Interactive ads still a tough sell

A few interactive-TV companies, such as Wink Communications Inc. and Gemstar-TV Guide International Inc., are slowly gaining distribution. But their ability to generate advertising revenue which ITV companies have long said would drive their industry is another story reports Multichannel News.

This year's soft ad market has sales executives hustling to sell inventories at traditional broadcast and cable networks seen by millions of viewers. ITV services, which are available in far fewer homes, have proven a tougher sell, leaving bargain rates for ITV media buyers, some executives said.

"We're getting a phenomenally good price as they try to build a track record with advertisers for the future," said Ltd. vice president of advertising Marc Karasu. The online recruiter last week cut an agreement to advertise on Gemstar's interactive program guide.

Gemstar also announced IPG advertising deals with MasterCard International Inc. and The Clorox Co.

For a major media company like Gemstar, a slump in the ITV advertising business won't drag down the company's earnings. Indeed, the $20.5 million that Gemstar's interactive-platforms sector generated in the second quarter most of which came from IPG license fees and not ad revenue represented just 6 percent of the company's $334 million in consolidated revenue.

A slow ITV ad market may be more ominous for Wink, whose entire business is built on charging fees to programmers and advertisers for ITV enhancements made to their programs and ads.

Last week, the seven-year-old Wink disclosed in an earnings report that "no significant transaction fee revenue has been recognized to date," and that it has no advertisement agreements that extend beyond this year.

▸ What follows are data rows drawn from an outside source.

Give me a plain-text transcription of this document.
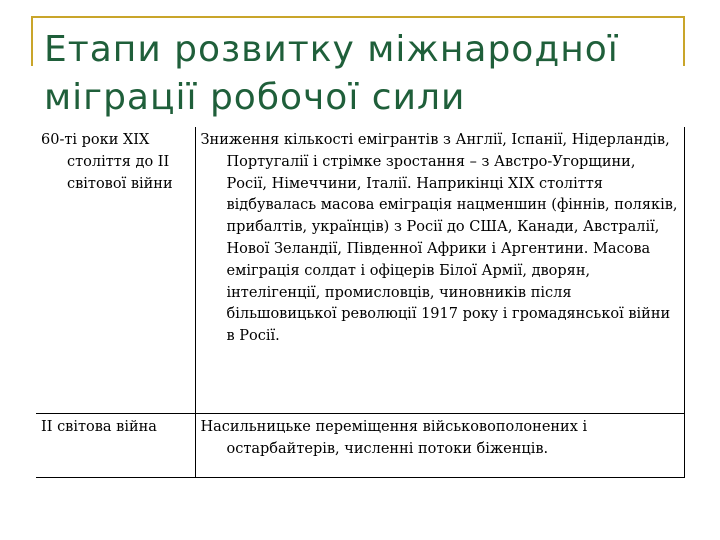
Етапи розвитку міжнародної
міграції робочої сили

60-ті роки ХІХ століття до ІІ світової війни	Зниження кількості емігрантів з Англії, Іспанії, Нідерландів, Португалії і стрімке зростання – з Австро-Угорщини, Росії, Німеччини, Італії. Наприкінці ХІХ століття відбувалась масова еміграція нацменшин (фіннів, поляків, прибалтів, українців) з Росії до США, Канади, Австралії, Нової Зеландії, Південної Африки і Аргентини. Масова еміграція солдат і офіцерів Білої Армії, дворян, інтелігенції, промисловців, чиновників після більшовицької революції 1917 року і громадянської війни в Росії.

ІІ світова війна	Насильницьке переміщення військовополонених і остарбайтерів, численні потоки біженців.
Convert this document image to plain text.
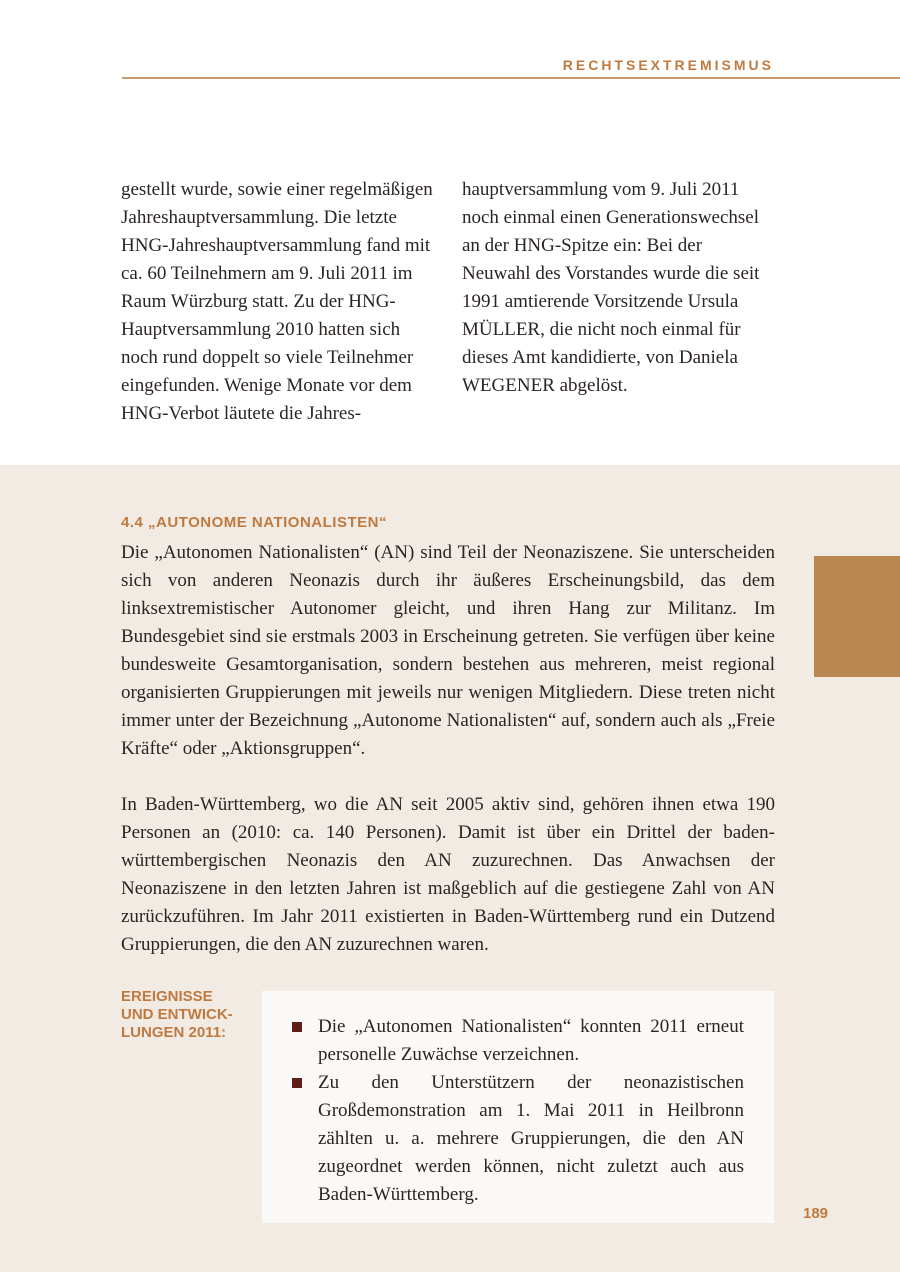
RECHTSEXTREMISMUS

gestellt wurde, sowie einer regelmäßigen Jahreshauptversammlung. Die letzte HNG-Jahreshauptversammlung fand mit ca. 60 Teilnehmern am 9. Juli 2011 im Raum Würzburg statt. Zu der HNG-Hauptversammlung 2010 hatten sich noch rund doppelt so viele Teilnehmer eingefunden. Wenige Monate vor dem HNG-Verbot läutete die Jahres-

hauptversammlung vom 9. Juli 2011 noch einmal einen Generationswechsel an der HNG-Spitze ein: Bei der Neuwahl des Vorstandes wurde die seit 1991 amtierende Vorsitzende Ursula MÜLLER, die nicht noch einmal für dieses Amt kandidierte, von Daniela WEGENER abgelöst.

4.4 „AUTONOME NATIONALISTEN“

Die „Autonomen Nationalisten“ (AN) sind Teil der Neonaziszene. Sie unterscheiden sich von anderen Neonazis durch ihr äußeres Erscheinungsbild, das dem linksextremistischer Autonomer gleicht, und ihren Hang zur Militanz. Im Bundesgebiet sind sie erstmals 2003 in Erscheinung getreten. Sie verfügen über keine bundesweite Gesamtorganisation, sondern bestehen aus mehreren, meist regional organisierten Gruppierungen mit jeweils nur wenigen Mitgliedern. Diese treten nicht immer unter der Bezeichnung „Autonome Nationalisten“ auf, sondern auch als „Freie Kräfte“ oder „Aktionsgruppen“.

In Baden-Württemberg, wo die AN seit 2005 aktiv sind, gehören ihnen etwa 190 Personen an (2010: ca. 140 Personen). Damit ist über ein Drittel der baden-württembergischen Neonazis den AN zuzurechnen. Das Anwachsen der Neonaziszene in den letzten Jahren ist maßgeblich auf die gestiegene Zahl von AN zurückzuführen. Im Jahr 2011 existierten in Baden-Württemberg rund ein Dutzend Gruppierungen, die den AN zuzurechnen waren.

EREIGNISSE
UND ENTWICK-
LUNGEN 2011:	Die „Autonomen Nationalisten“ konnten 2011 erneut personelle Zuwächse verzeichnen.
Zu den Unterstützern der neonazistischen Großdemonstration am 1. Mai 2011 in Heilbronn zählten u. a. mehrere Gruppierungen, die den AN zugeordnet werden können, nicht zuletzt auch aus Baden-Württemberg.
189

The company attributed the lack of fees from advertisers to charter agreements "that provide for a flat fee to be paid in lieu of transaction fees." Most of the revenue Wink generated in the second quarter came from engineering, consulting and installation services, the company said.

Wink counts about 4 million subscribers, and bills itself as the largest ITV service in the U.S., even though Gemstar surpasses Wink with its 8 million TV Guide Interactive users and an additional 5 million homes with access to the Guide Plus IPG installed in many new television sets.

Wink has agreements with about 50 advertisers, including Pfizer Inc., DaimlerChrysler Corp. and E*Trade Group Inc., said vice president of Eastern ad sales Peter Kranzler. Kranzler said he did not know how many advertisers place ads through Wink each day.

One source said Wink enhances ads for fewer than a dozen advertisers on any given day.

Though Wink is available in 4 million homes, few of them are using the service. Kranzler said the company's average response rate (the number of subscribers that click on Wink-enabled ads) is just 1.6 percent. But that exceeds the response rate for the average Web site, as just 0.2 percent of Internet users click on banner ads, he noted.

Although companies like Wink and another competitor, WorldGate Communications Inc., have made major strides on the distribution front in the last year, their small viewing universe can still make the platforms a difficult sell to advertisers.

"The reason is the advertising community is looking for broadband deployments they can sink their teeth into," WorldGate president Gerard Kunkel said. "Today, with our roughly 300,000 [subscribers] out there, it's not a significant number for advertisers."

WorldGate hasn't generated "any significant revenue" with its Channel Hyperlinking interactive-advertising product, said Kunkel. Most of the $3.5 million in revenue WorldGate generated in the second quarter came from fees generated by its Internet television service and the sale of servers for the Internet product and its TVGateway IPG joint venture.

Andy Prakken, senior partner and executive director of communication planning at ad agency J. Walter Thompson, said he's optimistic about the long-term prospects of interactive advertising. Clients of Prakken that have bought interactive ads include Ford Motor Co. and Domino's Inc.

"Right now this stuff is absolutely in a learning phase, but it doesn't mean that we're not acting on the responses," Prakken said. "A lot of these things are in their pilot phases, but they are generating customer dialogue opportunities, and we take those very seriously. We just don't let them go."

With many ITV companies eager to demonstrate that their products work, media buyers can find some pretty low rates in ITV ad deals, said TN Media director of research Dan Ernst.

"I think there's the opportunity to negotiate. There's a lot of pressure from Wall Street for these companies to perform," Ernst said.

Gemstar president of media sales Jeffrey Mahl said the company often packages ads for the IPG in broader deals that give media buyers ads in the TV Guide print magazine and spots on the TV Guide Channel.

It's also important to not to raise the advertising community's expectations for ITV too much, Mahl noted.

"I am very careful, when we speak to advertisers, that we don't promise more than we can deliver right now," Mahl said. "We don't want to fall into a similar trap that the Internet fell into when people had expectations of a performance level that got weighted down."